P.S. But I'm glad to see I'm not alone!

Delene~

You are not alone, as you can tell, and you have a way with words (and, by the way, Rose from Two And A Half Men has been in two movies with Gerry!). Many of us share your feelings and Gerry has had the same affect on us. I'm sure many of the more seasoned fans have read what you wrote and thought, "Oh yeah. I remember feeling that so strongly!"

Gerry unwittingly changes lives and makes them better. He converts us from empty, hollow girls to women with hearts full of passion and creativity. All because he penetrates whatever we've put up around our hearts with ease, class and humor.

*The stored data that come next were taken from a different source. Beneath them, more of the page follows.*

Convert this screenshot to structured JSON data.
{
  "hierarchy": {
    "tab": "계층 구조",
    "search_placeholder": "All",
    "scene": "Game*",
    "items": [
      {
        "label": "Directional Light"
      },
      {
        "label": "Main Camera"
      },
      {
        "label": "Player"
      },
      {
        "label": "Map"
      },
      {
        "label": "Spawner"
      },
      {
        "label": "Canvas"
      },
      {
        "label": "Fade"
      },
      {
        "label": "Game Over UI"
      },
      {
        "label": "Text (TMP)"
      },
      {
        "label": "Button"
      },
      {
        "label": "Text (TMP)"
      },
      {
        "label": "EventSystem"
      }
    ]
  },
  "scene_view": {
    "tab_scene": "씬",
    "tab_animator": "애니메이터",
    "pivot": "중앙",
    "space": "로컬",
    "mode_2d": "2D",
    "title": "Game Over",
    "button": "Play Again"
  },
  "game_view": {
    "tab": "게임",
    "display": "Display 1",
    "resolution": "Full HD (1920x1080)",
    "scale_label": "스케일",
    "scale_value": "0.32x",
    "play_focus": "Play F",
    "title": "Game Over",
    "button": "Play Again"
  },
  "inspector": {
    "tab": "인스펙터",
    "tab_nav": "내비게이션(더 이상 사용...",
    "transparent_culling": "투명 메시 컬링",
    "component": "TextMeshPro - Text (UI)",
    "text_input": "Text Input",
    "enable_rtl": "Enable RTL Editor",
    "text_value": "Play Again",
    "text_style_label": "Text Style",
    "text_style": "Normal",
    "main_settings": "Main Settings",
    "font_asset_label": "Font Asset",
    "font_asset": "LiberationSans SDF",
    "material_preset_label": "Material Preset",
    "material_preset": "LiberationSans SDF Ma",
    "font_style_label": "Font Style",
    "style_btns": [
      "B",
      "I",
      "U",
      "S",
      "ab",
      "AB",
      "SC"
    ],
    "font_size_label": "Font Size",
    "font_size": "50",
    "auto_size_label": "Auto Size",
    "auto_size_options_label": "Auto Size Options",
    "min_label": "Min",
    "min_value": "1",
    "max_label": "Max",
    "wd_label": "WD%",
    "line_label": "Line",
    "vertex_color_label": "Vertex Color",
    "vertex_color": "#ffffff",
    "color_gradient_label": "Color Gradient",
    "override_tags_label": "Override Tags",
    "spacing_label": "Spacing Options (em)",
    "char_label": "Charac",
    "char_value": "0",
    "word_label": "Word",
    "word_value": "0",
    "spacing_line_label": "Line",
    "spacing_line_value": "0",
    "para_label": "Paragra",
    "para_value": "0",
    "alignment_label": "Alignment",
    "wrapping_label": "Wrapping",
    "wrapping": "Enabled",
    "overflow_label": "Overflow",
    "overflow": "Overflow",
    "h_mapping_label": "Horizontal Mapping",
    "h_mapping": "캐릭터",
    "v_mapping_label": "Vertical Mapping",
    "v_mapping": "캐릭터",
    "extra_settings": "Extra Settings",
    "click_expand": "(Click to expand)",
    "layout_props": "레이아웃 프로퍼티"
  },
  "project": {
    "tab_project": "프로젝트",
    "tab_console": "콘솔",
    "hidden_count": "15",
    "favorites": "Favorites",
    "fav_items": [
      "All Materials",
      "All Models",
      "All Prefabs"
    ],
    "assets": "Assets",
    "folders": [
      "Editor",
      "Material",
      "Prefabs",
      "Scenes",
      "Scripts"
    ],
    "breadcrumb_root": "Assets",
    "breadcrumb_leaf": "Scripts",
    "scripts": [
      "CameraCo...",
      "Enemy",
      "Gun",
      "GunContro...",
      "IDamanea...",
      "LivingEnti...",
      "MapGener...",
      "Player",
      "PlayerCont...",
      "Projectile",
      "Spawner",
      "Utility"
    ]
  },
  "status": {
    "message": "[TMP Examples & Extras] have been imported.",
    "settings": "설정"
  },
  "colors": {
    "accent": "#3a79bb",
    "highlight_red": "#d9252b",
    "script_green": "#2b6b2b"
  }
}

It's been a little over a year for me, and I ain't slowing down any time soon. I'm right there with you, even if I don't say as often as I used to.

:hearts:

Lisa

Thank you so much for the sentiment, Lisa! So, I'm still in some "honeymoon" phase with my fandom, heh? Well, I have no basis of comparison so I'll take your word for it! I think he's reversed that conversion for me, however. I feel more like a girl sometimes then a mature, level headed woman! I'm like "Benjamin Button"! I'm going backwards, (emotionally that is)!

I used to have the passion and creativity many years ago and it has come back through Gerry! It was always there, I guess, just needed that spark of inspiration! He's definately my muse! It feels good and I hope I never loose it again! Then the cherry on the sundae is you GALS to lend your friendship, support and your understanding! It's been truly a gift twofold, thanks to both GALS and our darling Gerry! I hope to meet you and many of the other GALS someday, as well as Gerry of course!

Love,

Delene

P.S. I did not know that about the actress that plays Rose! I think she's adorable! What movies was she in with Gerry?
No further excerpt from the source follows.